I drove through the Petrified National Forest in NE Arizona a couple weeks back. It was pretty but it’s also important to note that it’s simply a desert filled with wood that has been petrified. Now petrified wood is interesting and curious and so forth, but at some point it does beg the question whether we need an entire national park devoted to such ends. I’m inclined to err on the side of Yes rather than No in such matters, preservation of the earth being something that seems mildly important and all, but whatever—none of this is the point of my story.

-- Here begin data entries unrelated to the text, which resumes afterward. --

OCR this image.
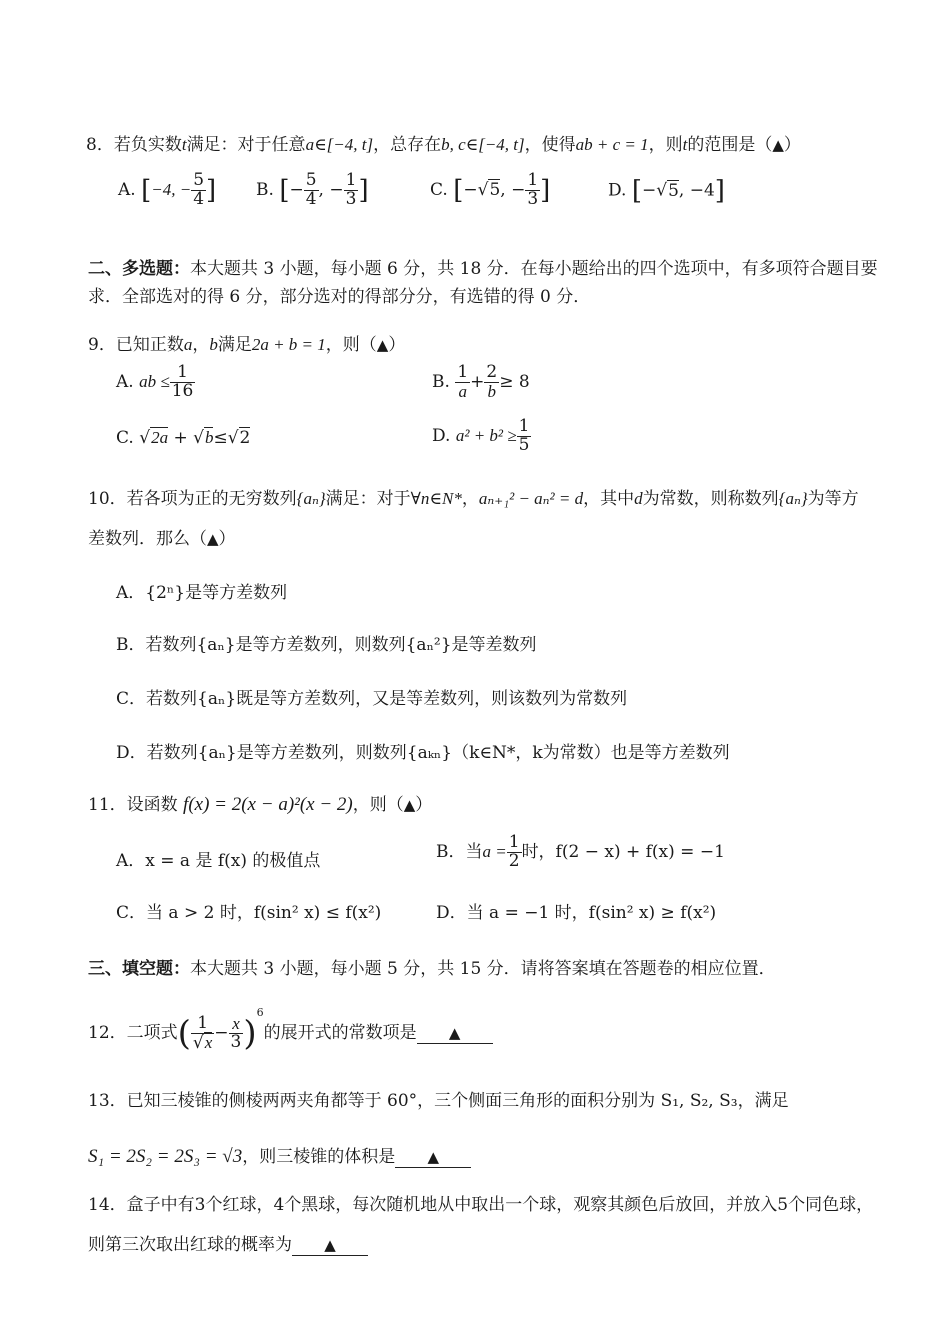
8．若负实数t满足：对于任意a∈[−4, t]，总存在b, c∈[−4, t]，使得ab + c = 1，则t的范围是（▲）
A. [−4, − $\frac{5}{4}$ ] B. [− $\frac{5}{4}$ , − $\frac{1}{3}$ ]	C. [−√5, − $\frac{1}{3}$ ]	D. [−√5, −4]
二、多选题：本大题共 3 小题，每小题 6 分，共 18 分．在每小题给出的四个选项中，有多项符合题目要
求．全部选对的得 6 分，部分选对的得部分分，有选错的得 0 分．
9．已知正数a，b满足2a + b = 1，则（▲）
A. ab ≤ $\frac{1}{16}$	B. $\frac{1}{a} + \frac{2}{b} \ge 8$
C. √2a + √b≤√2	D. $a^2 + b^2 \ge \frac{1}{5}$
10．若各项为正的无穷数列{aₙ}满足：对于∀n∈N*，aₙ₊₁² − aₙ² = d，其中d为常数，则称数列{aₙ}为等方
差数列．那么（▲）
A．{2ⁿ}是等方差数列
B．若数列{aₙ}是等方差数列，则数列{aₙ²}是等差数列
C．若数列{aₙ}既是等方差数列，又是等差数列，则该数列为常数列
D．若数列{aₙ}是等方差数列，则数列{aₖₙ}（k∈N*，k为常数）也是等方差数列
11．设函数 f(x) = 2(x − a)²(x − 2)，则（▲）
A．x = a 是 f(x) 的极值点	B．当$a = \frac{1}{2}$ 时，f(2 − x) + f(x) = −1
C．当 a > 2 时，f(sin² x) ≤ f(x²)	D．当 a = −1 时，f(sin² x) ≥ f(x²)
三、填空题：本大题共 3 小题，每小题 5 分，共 15 分．请将答案填在答题卷的相应位置．
12．二项式( $\frac{1}{√x} - \frac{x}{3} )^6$的展开式的常数项是 ▲
13．已知三棱锥的侧棱两两夹角都等于 60°，三个侧面三角形的面积分别为 S₁, S₂, S₃，满足
S₁ = 2S₂ = 2S₃ = √3，则三棱锥的体积是 ▲
14．盒子中有3个红球，4个黑球，每次随机地从中取出一个球，观察其颜色后放回，并放入5个同色球，
则第三次取出红球的概率为 ▲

As night began to fall I found an RV lot just outside the park that offered free camping. It was only a cement parking lot with a few electrical hook-ups but it was free and that seemed like a fair price to me, so I sidled the Focus beside several huge RV’s and campers and walked about. I noticed a younger guy behind the wheel of an RV as he supervised his machine into a parking place. He waved me over and we chatted a few minutes—this/that about the weather and the park and so on. I asked his name and he looked at me and nodded. With a face straight as a 2×4 he said,
You can call me Spartacus. (Reflective pause.) Or Yair.

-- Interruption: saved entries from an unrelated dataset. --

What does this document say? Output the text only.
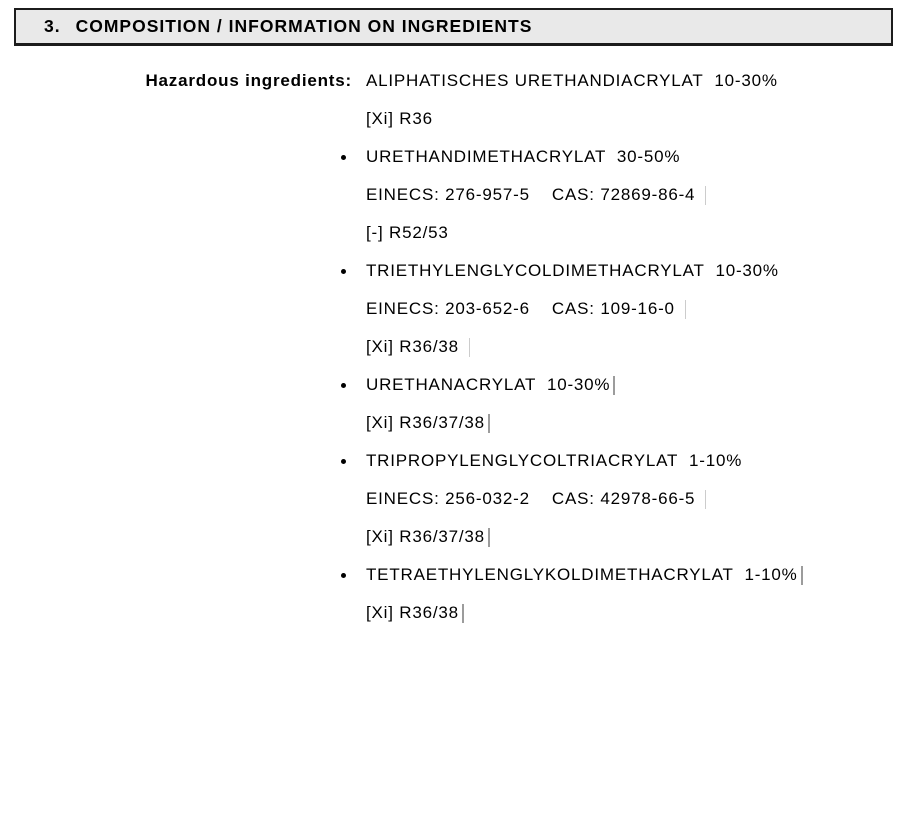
3. COMPOSITION / INFORMATION ON INGREDIENTS
Hazardous ingredients: ALIPHATISCHES URETHANDIACRYLAT  10-30%
[Xi] R36
URETHANDIMETHACRYLAT  30-50%
EINECS: 276-957-5    CAS: 72869-86-4
[-] R52/53
TRIETHYLENGLYCOLDIMETHACRYLAT  10-30%
EINECS: 203-652-6    CAS: 109-16-0
[Xi] R36/38
URETHANACRYLAT  10-30%
[Xi] R36/37/38
TRIPROPYLENGLYCOLTRIACRYLAT  1-10%
EINECS: 256-032-2    CAS: 42978-66-5
[Xi] R36/37/38
TETRAETHYLENGLYKOLDIMETHACRYLAT  1-10%
[Xi] R36/38
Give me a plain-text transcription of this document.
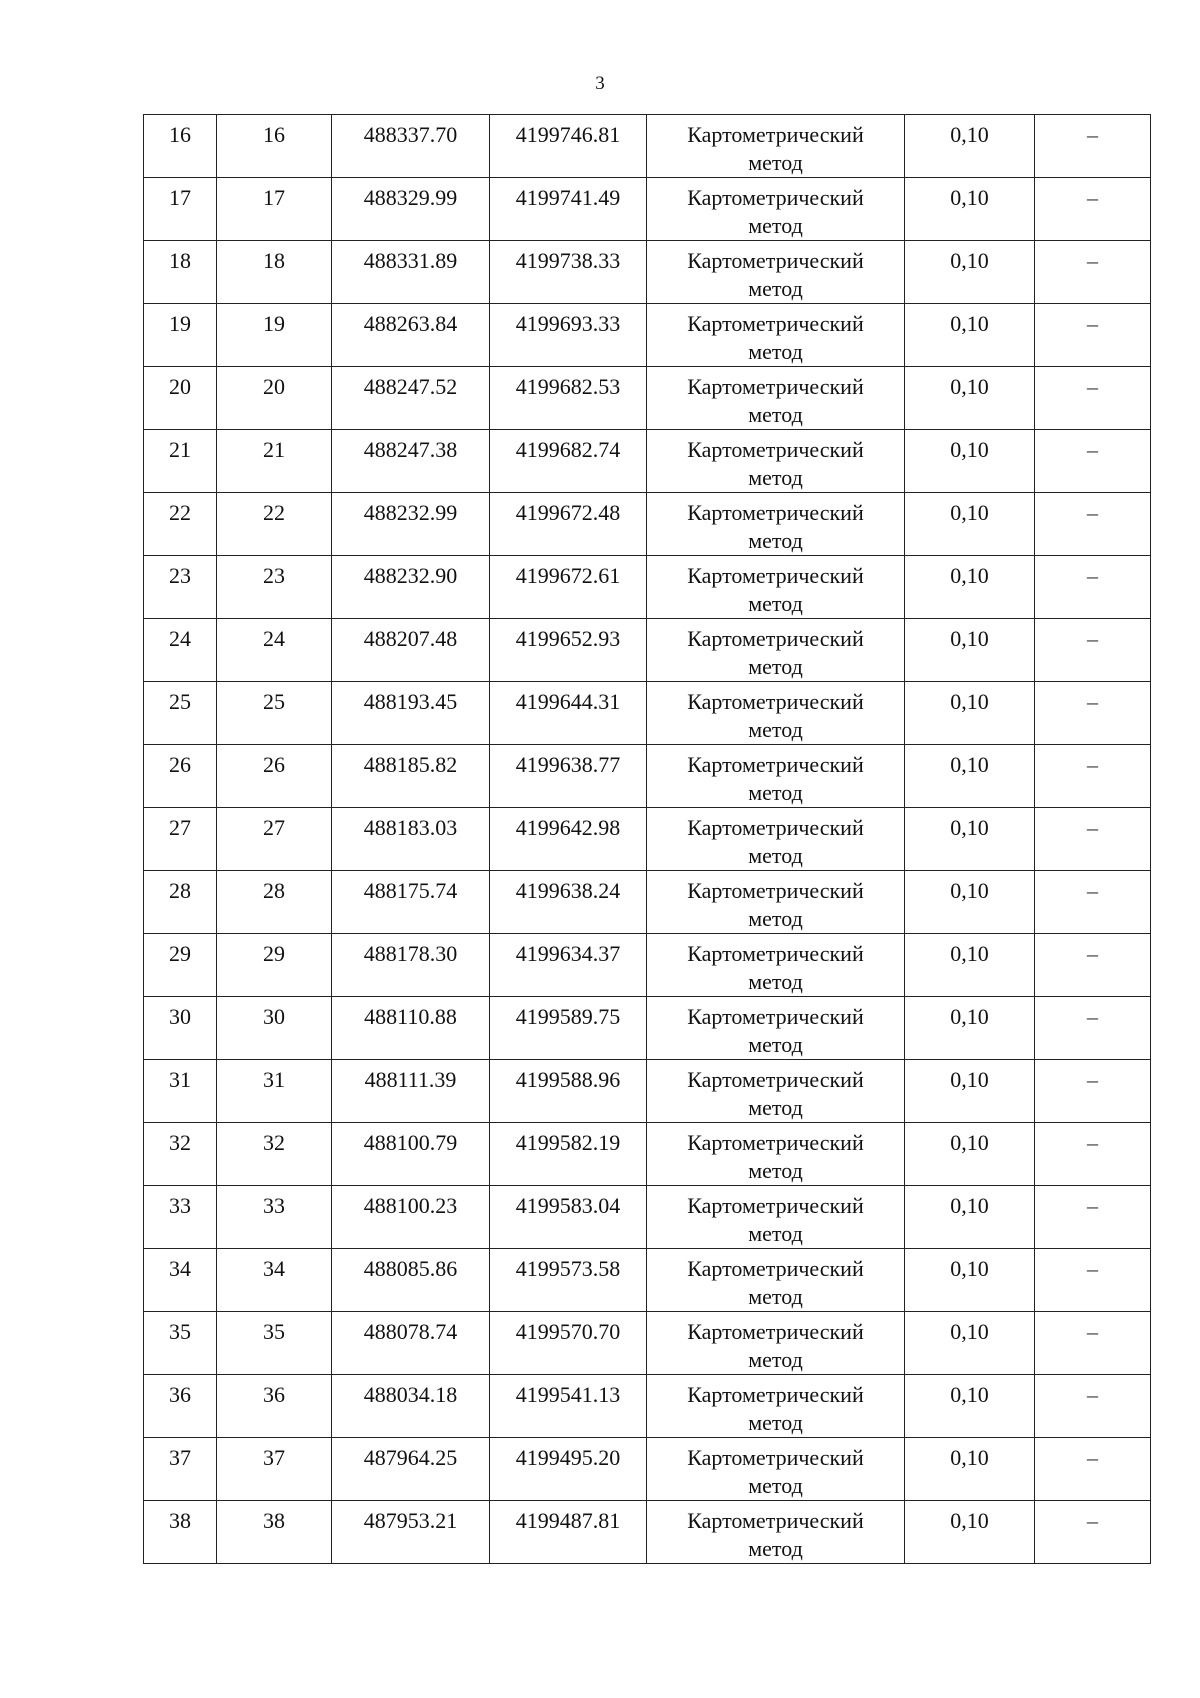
3
16	16	488337.70	4199746.81	Картометрический
метод	0,10	–
17	17	488329.99	4199741.49	Картометрический
метод	0,10	–
18	18	488331.89	4199738.33	Картометрический
метод	0,10	–
19	19	488263.84	4199693.33	Картометрический
метод	0,10	–
20	20	488247.52	4199682.53	Картометрический
метод	0,10	–
21	21	488247.38	4199682.74	Картометрический
метод	0,10	–
22	22	488232.99	4199672.48	Картометрический
метод	0,10	–
23	23	488232.90	4199672.61	Картометрический
метод	0,10	–
24	24	488207.48	4199652.93	Картометрический
метод	0,10	–
25	25	488193.45	4199644.31	Картометрический
метод	0,10	–
26	26	488185.82	4199638.77	Картометрический
метод	0,10	–
27	27	488183.03	4199642.98	Картометрический
метод	0,10	–
28	28	488175.74	4199638.24	Картометрический
метод	0,10	–
29	29	488178.30	4199634.37	Картометрический
метод	0,10	–
30	30	488110.88	4199589.75	Картометрический
метод	0,10	–
31	31	488111.39	4199588.96	Картометрический
метод	0,10	–
32	32	488100.79	4199582.19	Картометрический
метод	0,10	–
33	33	488100.23	4199583.04	Картометрический
метод	0,10	–
34	34	488085.86	4199573.58	Картометрический
метод	0,10	–
35	35	488078.74	4199570.70	Картометрический
метод	0,10	–
36	36	488034.18	4199541.13	Картометрический
метод	0,10	–
37	37	487964.25	4199495.20	Картометрический
метод	0,10	–
38	38	487953.21	4199487.81	Картометрический
метод	0,10	–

He pronounced the latter name Yeah-ear, and as it rung long in my ears I paused and thought a moment. Those were two highly distinct options and I told him that. It was now his turn to think a moment, which he did before he said,
If it’s easier you can just call me Jay.
Personally I thought it was a little wussy to lead with Spartacus only to back off to Jay. It felt a lot like being offered a New York strip only to receive Hamburger Helper, but I didn’t tell him any of that. After chatting about it we agreed upon Yair, which I only know how to spell because he told me. He assured me it was Jewish, and once again I was in no place to argue.

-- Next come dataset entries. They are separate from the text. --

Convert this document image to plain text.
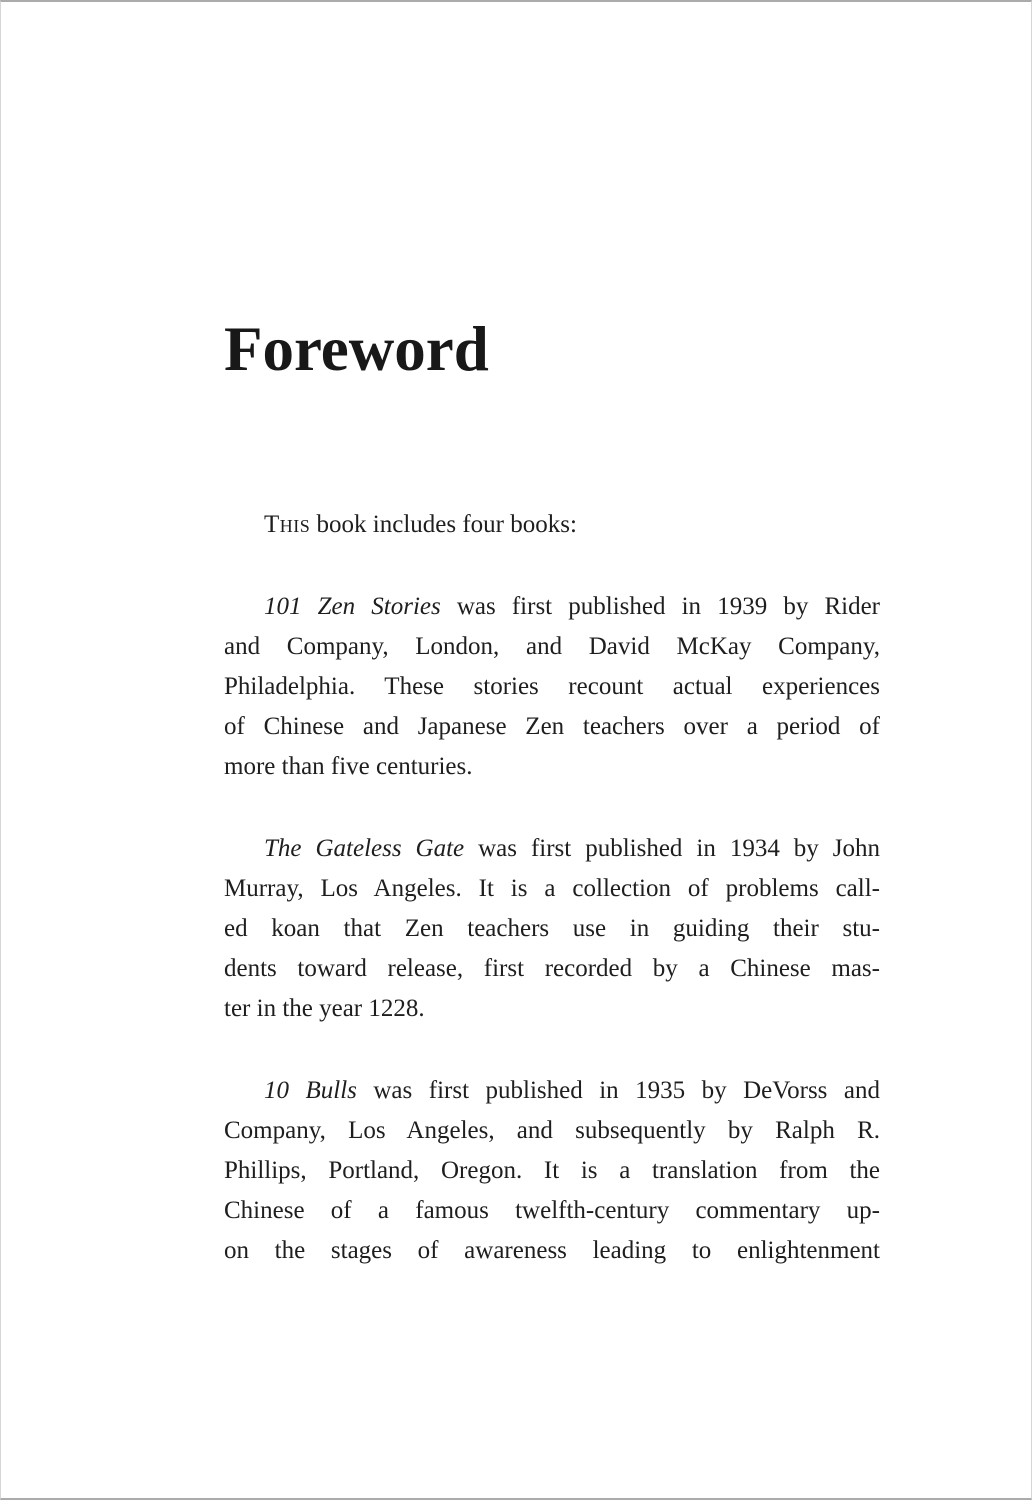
Foreword

This book includes four books:

101 Zen Stories was first published in 1939 by Rider
and Company, London, and David McKay Company,
Philadelphia. These stories recount actual experiences
of Chinese and Japanese Zen teachers over a period of
more than five centuries.

The Gateless Gate was first published in 1934 by John
Murray, Los Angeles. It is a collection of problems call-
ed koan that Zen teachers use in guiding their stu-
dents toward release, first recorded by a Chinese mas-
ter in the year 1228.

10 Bulls was first published in 1935 by DeVorss and
Company, Los Angeles, and subsequently by Ralph R.
Phillips, Portland, Oregon. It is a translation from the
Chinese of a famous twelfth-century commentary up-
on the stages of awareness leading to enlightenment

Yair was a quirky dude with all sorts of ticks and odd physical mannerisms, an affinity for engineering strings of multi-colored LED lights, and faded and absent eyes. He had been living the RV life for the past six years, traversing the country attending various Burning Man celebrations. (With that in mind you can likely see him much more clearly.) He was plenty sweet and clearly lonely, and as much as I don’t go in for armchair diagnoses it was clear as day he was pretty far along the Autism Disorder Spectrum.
I liked him good enough to chatter on a bit before climbing into the back of the Focus and going to bed. It stormed like mad that night: wild winds screamed across the desert and bright flashes of lightning cut the sky. When I woke early the next morning Spartacus was still holed up in his RV. I waved a goodbye he likely never saw then turned out of the lot and continued down the road.